C’est reparti les amis, plongez-vous corps et âmes dans le résumé de nos dernières folles semaines littéraires, grâce à l’idée originale de Lupiot, du non moins génial blog Allez-vous faire lire !

Top & Flop

Le Top

9782366400076,0-1397568Un léger bruit dans le moteur, Luciani, Gaet’s, Munoz, éd. Physalis – 2012
Je suis tombée sur ce livre suite à sa réédition chez petit à petit cette année. WOUAH-OUH. Mais Whaou-hou d’horreur ! Cette BD n’est absolument pas pour les enfants (à moins que vous soyez un sociopathe traumatiseur de têtes blondes, auquel cas, allez-y, on ne vous retient pas !). Histoire tirée d’un roman – que je veux dorénavant absolument lire et ne jamais avoir à lire, un peu comme les chairs de poule quand j’avais 8 ans – complètement glauque à souhait mais ultra addictive.

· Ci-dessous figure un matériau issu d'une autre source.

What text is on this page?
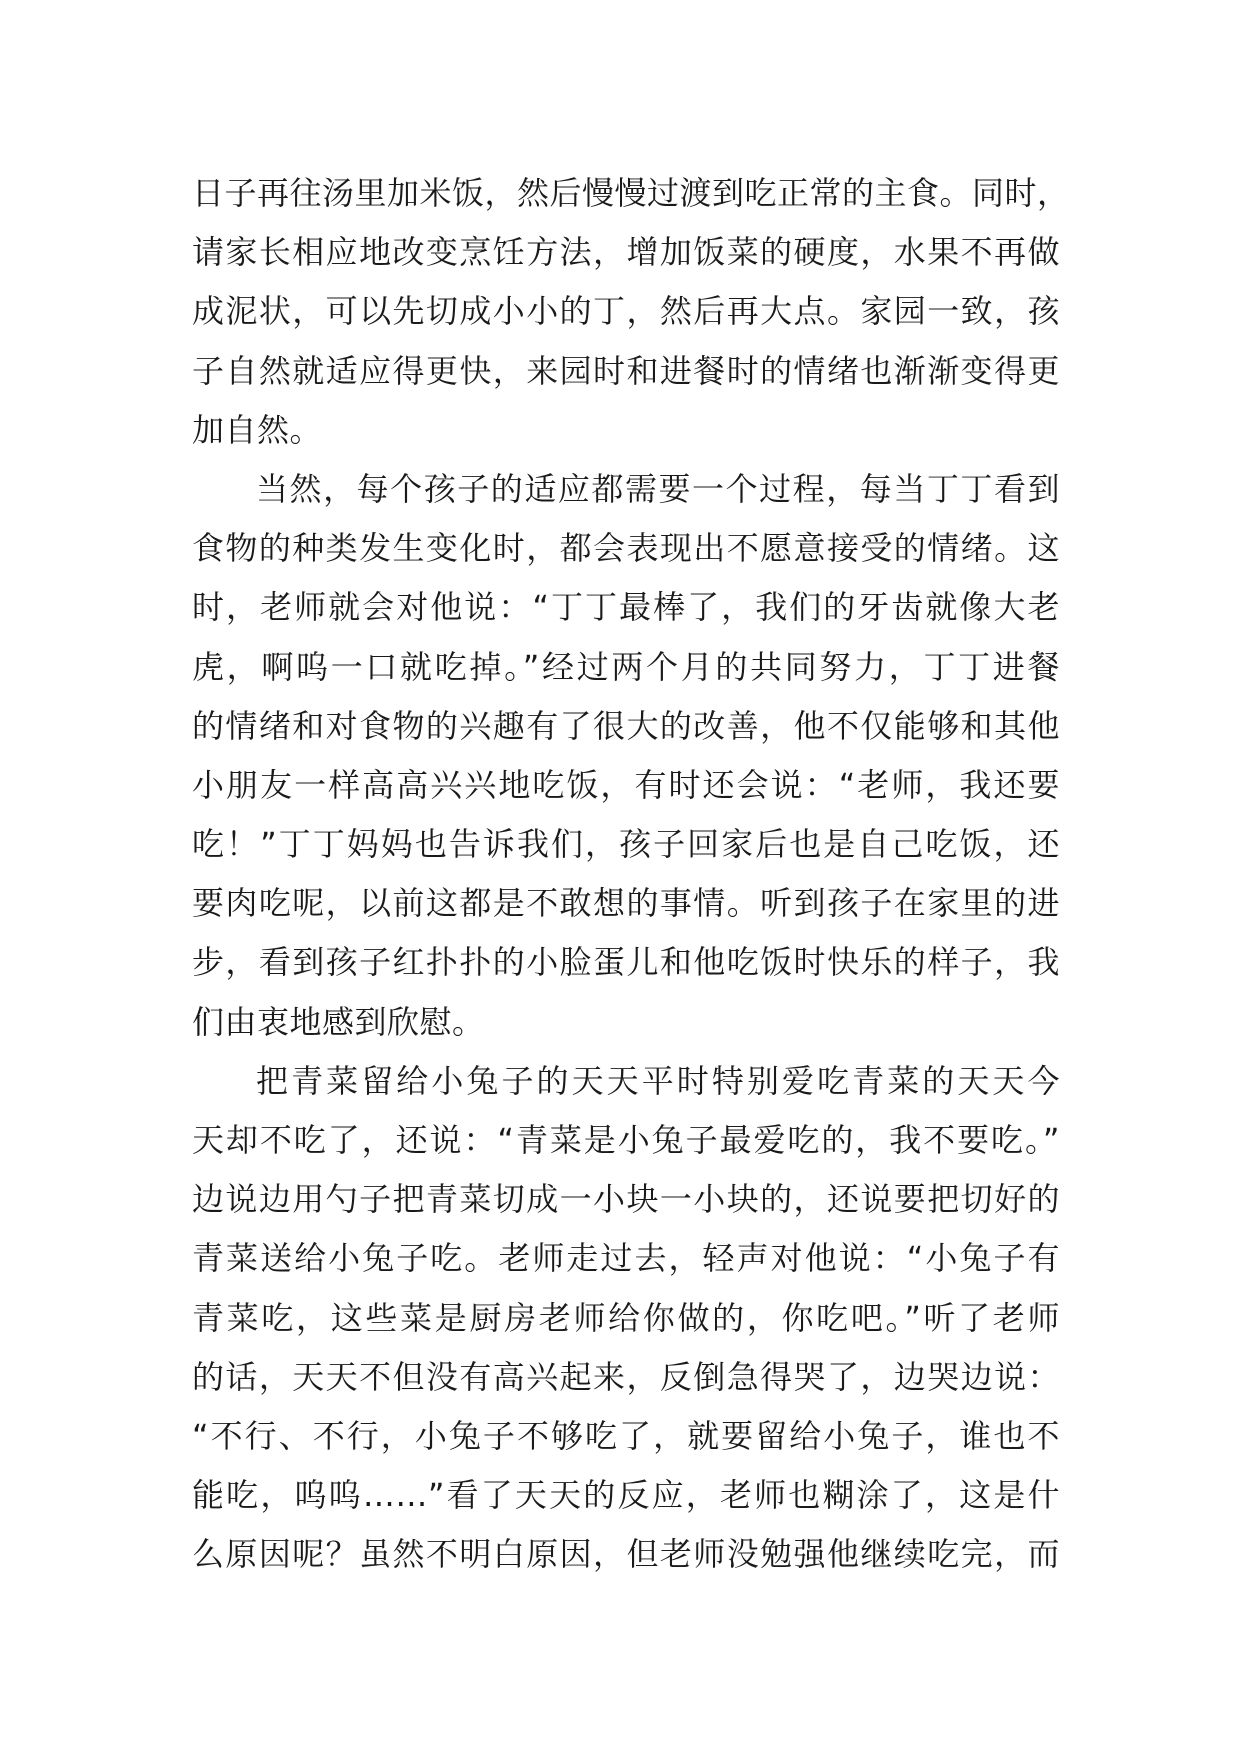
日子再往汤里加米饭，然后慢慢过渡到吃正常的主食。同时，
请家长相应地改变烹饪方法，增加饭菜的硬度，水果不再做
成泥状，可以先切成小小的丁，然后再大点。家园一致，孩
子自然就适应得更快，来园时和进餐时的情绪也渐渐变得更
加自然。
当然，每个孩子的适应都需要一个过程，每当丁丁看到
食物的种类发生变化时，都会表现出不愿意接受的情绪。这
时，老师就会对他说：“丁丁最棒了，我们的牙齿就像大老
虎，啊呜一口就吃掉。”经过两个月的共同努力，丁丁进餐
的情绪和对食物的兴趣有了很大的改善，他不仅能够和其他
小朋友一样高高兴兴地吃饭，有时还会说：“老师，我还要
吃！”丁丁妈妈也告诉我们，孩子回家后也是自己吃饭，还
要肉吃呢，以前这都是不敢想的事情。听到孩子在家里的进
步，看到孩子红扑扑的小脸蛋儿和他吃饭时快乐的样子，我
们由衷地感到欣慰。
把青菜留给小兔子的天天平时特别爱吃青菜的天天今
天却不吃了，还说：“青菜是小兔子最爱吃的，我不要吃。”
边说边用勺子把青菜切成一小块一小块的，还说要把切好的
青菜送给小兔子吃。老师走过去，轻声对他说：“小兔子有
青菜吃，这些菜是厨房老师给你做的，你吃吧。”听了老师
的话，天天不但没有高兴起来，反倒急得哭了，边哭边说：
“不行、不行，小兔子不够吃了，就要留给小兔子，谁也不
能吃，呜呜……”看了天天的反应，老师也糊涂了，这是什
么原因呢？虽然不明白原因，但老师没勉强他继续吃完，而
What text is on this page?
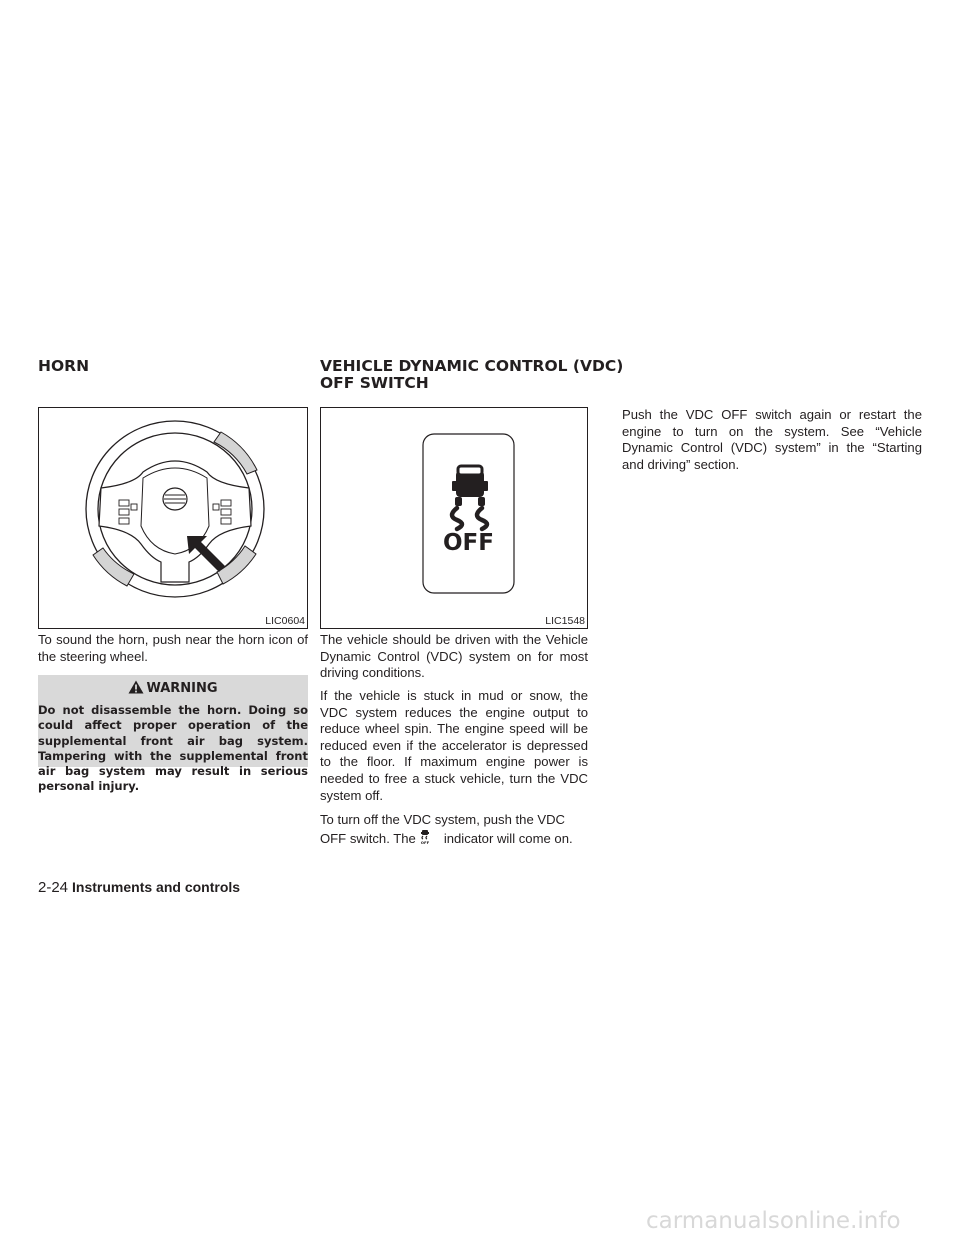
HORN	VEHICLE DYNAMIC CONTROL (VDC)
OFF SWITCH
LIC0604
OFF
LIC1548

To sound the horn, push near the horn icon of the steering wheel.

WARNING

Do not disassemble the horn. Doing so could affect proper operation of the supplemental front air bag system. Tampering with the supplemental front air bag system may result in serious personal injury.

The vehicle should be driven with the Vehicle Dynamic Control (VDC) system on for most driving conditions.

If the vehicle is stuck in mud or snow, the VDC system reduces the engine output to reduce wheel spin. The engine speed will be reduced even if the accelerator is depressed to the floor. If maximum engine power is needed to free a stuck vehicle, turn the VDC system off.

To turn off the VDC system, push the VDC OFF switch. The OFF indicator will come on.

Push the VDC OFF switch again or restart the engine to turn on the system. See “Vehicle Dynamic Control (VDC) system” in the “Starting and driving” section.

2-24 Instruments and controls

carmanualsonline.info
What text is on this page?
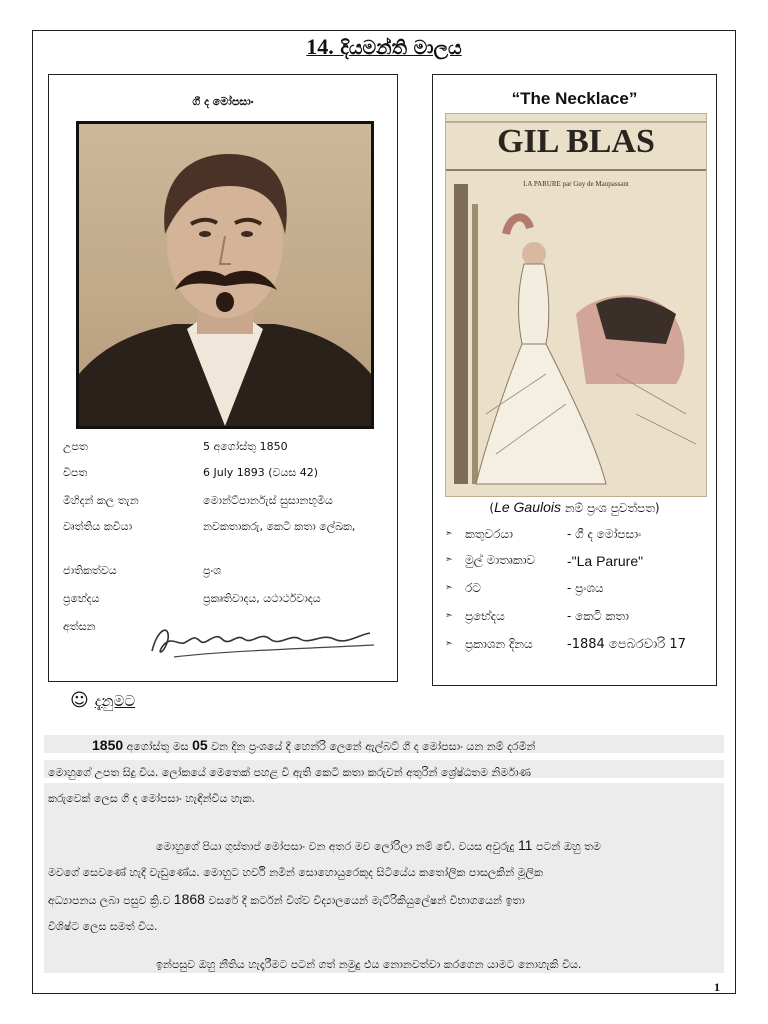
14. දියමන්ති මාලය
ගී ද මෝපසාං
උපත	5 අගෝස්තු 1850
විපත	6 July 1893 (වයස 42)
මිහිදන් කල තැන	මොන්ට්පාර්නැස් සුසානභූමිය
වෘත්තිය කවියා	නවකතාකරු, කෙටි කතා ලේඛක,
ජාතිකත්වය	ප්‍රංශ
ප්‍රභේදය	ප්‍රකෘතිවාදය, යථාර්ථවාදය
අත්සන
“The Necklace”
GIL BLAS
LA PARURE par Guy de Maupassant
(Le Gaulois නම් ප්‍රංශ පුවත්පත)
➣ කතුවරයා	- ගී ද මෝපසාං
➣ මුල් මාතෘකාව -"La Parure"
➣ රට	- ප්‍රංශය
➣ ප්‍රභේදය	- කෙටි කතා
➣ ප්‍රකාශන දිනය	-1884 පෙබරවාරි 17
☺ දැනුමට
1850 අගෝස්තු මස 05 වන දින ප්‍රංශයේ දී හෙන්රි ලෙනේ ඇල්බට් ගී ද මෝපසාං යන නම් දරමින්
මොහුගේ උපත සිදු විය. ලෝකයේ මෙතෙක් පහළ වී ඇති කෙටි කතා කරුවන් අතුරින් ශ්‍රේෂ්ඨතම නිර්මාණ
කරුවෙක් ලෙස ගී ද මෝපසාං හැඳින්විය හැක.
මොහුගේ පියා ගුස්තාප් මෝපසාං වන අතර මව ලෝරිලා නම් වේ. වයස අවුරුදු 11 පටන් ඔහු තම
මවගේ සෙවණේ හැදී වැඩුණේය. මොහුට හර්වි නමින් සොහොයුරෙකුද සිටියේය කතෝලික පාසලකින් මූලික
අධ්‍යාපනය ලබා පසුව ක්‍රි.ව 1868 වසරේ දී කර්ටන් විශ්ව විද්‍යාලයෙන් මැට්රිකියුලේෂන් විභාගයෙන් ඉතා
විශිෂ්ට ලෙස සමත් විය.
ඉන්පසුව ඔහු නීතිය හැදෑරීමට පටන් ගත් නමුදු එය නොනවත්වා කරගෙන යාමට නොහැකි විය.
1
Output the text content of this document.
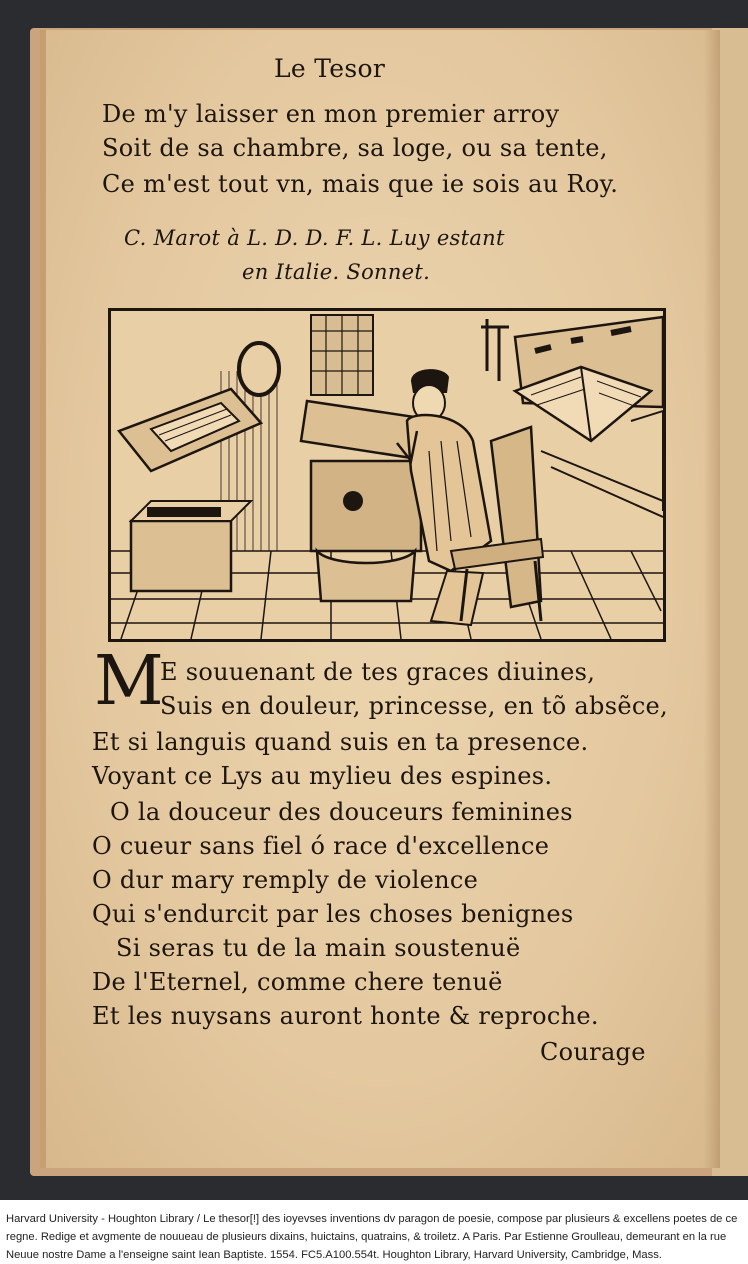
Le Tesor
De m'y laisser en mon premier arroy
Soit de sa chambre, sa loge, ou sa tente,
Ce m'est tout vn, mais que ie sois au Roy.
C. Marot à L. D. D. F. L. Luy estant
en Italie. Sonnet.
M
E souuenant de tes graces diuines,
Suis en douleur, princesse, en tõ absẽce,
Et si languis quand suis en ta presence.
Voyant ce Lys au mylieu des espines.
O la douceur des douceurs feminines
O cueur sans fiel ó race d'excellence
O dur mary remply de violence
Qui s'endurcit par les choses benignes
Si seras tu de la main soustenuë
De l'Eternel, comme chere tenuë
Et les nuysans auront honte & reproche.
Courage
Harvard University - Houghton Library / Le thesor[!] des ioyevses inventions dv paragon de poesie, compose par plusieurs & excellens poetes de ce regne. Redige et avgmente de nouueau de plusieurs dixains, huictains, quatrains, & troiletz. A Paris. Par Estienne Groulleau, demeurant en la rue Neuue nostre Dame a l'enseigne saint Iean Baptiste. 1554. FC5.A100.554t. Houghton Library, Harvard University, Cambridge, Mass.
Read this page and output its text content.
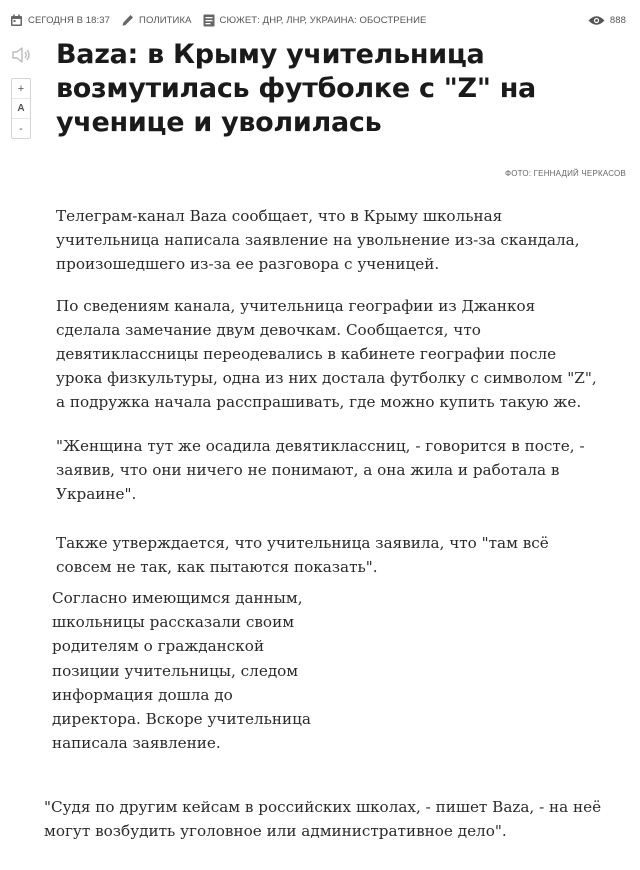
СЕГОДНЯ В 18:37	ПОЛИТИКА	СЮЖЕТ: ДНР, ЛНР, УКРАИНА: ОБОСТРЕНИЕ	888
+
A
-
Baza: в Крыму учительница возмутилась футболке с "Z" на ученице и уволилась
ФОТО: ГЕННАДИЙ ЧЕРКАСОВ

Телеграм-канал Baza сообщает, что в Крыму школьная учительница написала заявление на увольнение из-за скандала, произошедшего из-за ее разговора с ученицей.

По сведениям канала, учительница географии из Джанкоя сделала замечание двум девочкам. Сообщается, что девятиклассницы переодевались в кабинете географии после урока физкультуры, одна из них достала футболку с символом "Z", а подружка начала расспрашивать, где можно купить такую же.

"Женщина тут же осадила девятиклассниц, - говорится в посте, - заявив, что они ничего не понимают, а она жила и работала в Украине".

Также утверждается, что учительница заявила, что "там всё совсем не так, как пытаются показать".

Согласно имеющимся данным, школьницы рассказали своим родителям о гражданской позиции учительницы, следом информация дошла до директора. Вскоре учительница написала заявление.

"Судя по другим кейсам в российских школах, - пишет Baza, - на неё могут возбудить уголовное или административное дело".
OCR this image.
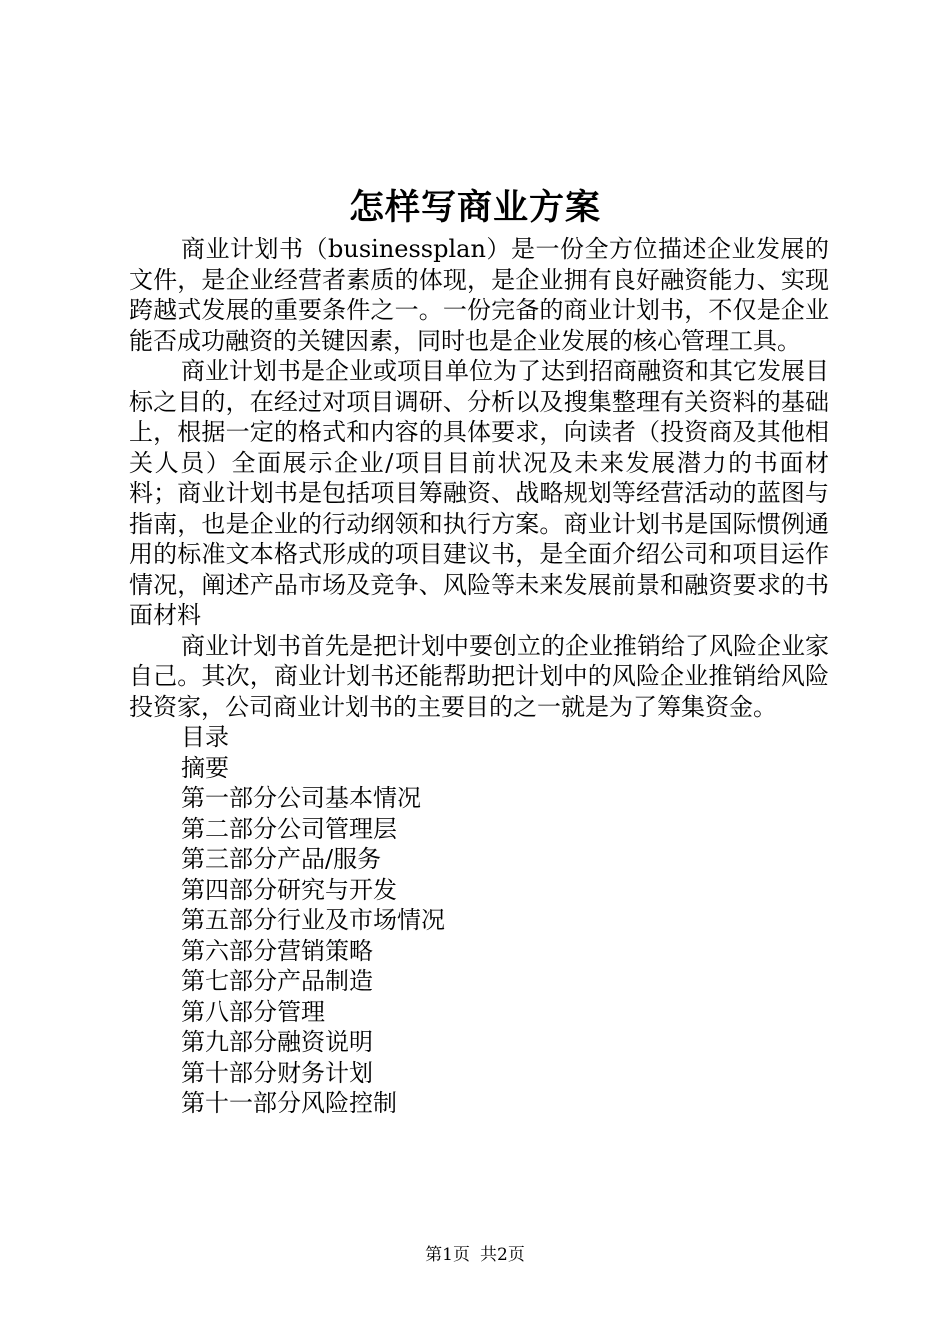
怎样写商业方案

商业计划书（businessplan）是一份全方位描述企业发展的文件，是企业经营者素质的体现，是企业拥有良好融资能力、实现跨越式发展的重要条件之一。一份完备的商业计划书，不仅是企业能否成功融资的关键因素，同时也是企业发展的核心管理工具。

商业计划书是企业或项目单位为了达到招商融资和其它发展目标之目的，在经过对项目调研、分析以及搜集整理有关资料的基础上，根据一定的格式和内容的具体要求，向读者（投资商及其他相关人员）全面展示企业/项目目前状况及未来发展潜力的书面材料；商业计划书是包括项目筹融资、战略规划等经营活动的蓝图与指南，也是企业的行动纲领和执行方案。商业计划书是国际惯例通用的标准文本格式形成的项目建议书，是全面介绍公司和项目运作情况，阐述产品市场及竞争、风险等未来发展前景和融资要求的书面材料

商业计划书首先是把计划中要创立的企业推销给了风险企业家自己。其次，商业计划书还能帮助把计划中的风险企业推销给风险投资家，公司商业计划书的主要目的之一就是为了筹集资金。

目录
摘要
第一部分公司基本情况
第二部分公司管理层
第三部分产品/服务
第四部分研究与开发
第五部分行业及市场情况
第六部分营销策略
第七部分产品制造
第八部分管理
第九部分融资说明
第十部分财务计划
第十一部分风险控制
第1页 共2页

Ça commence par « j’ai tué ma mère à la naissance ». Bon pas facile pour partir du bon pied dans la vie. Mais on comprend vite que le personnage principal, un petit garçon d’une dizaine d’année, n’a pas d’autres ambitions dans la vie que de tuer des gens. Et en même temps, les adultes présents dans cette BD personnifient tout ce qu’il y a de plus dégueulasse chez l’Homme, à te faire douter de quel côté tu es (Tu es / Tuer. Ne me remerciez pas pour ce merveilleux jeu de sonorités). Illustrations sordidement superbes.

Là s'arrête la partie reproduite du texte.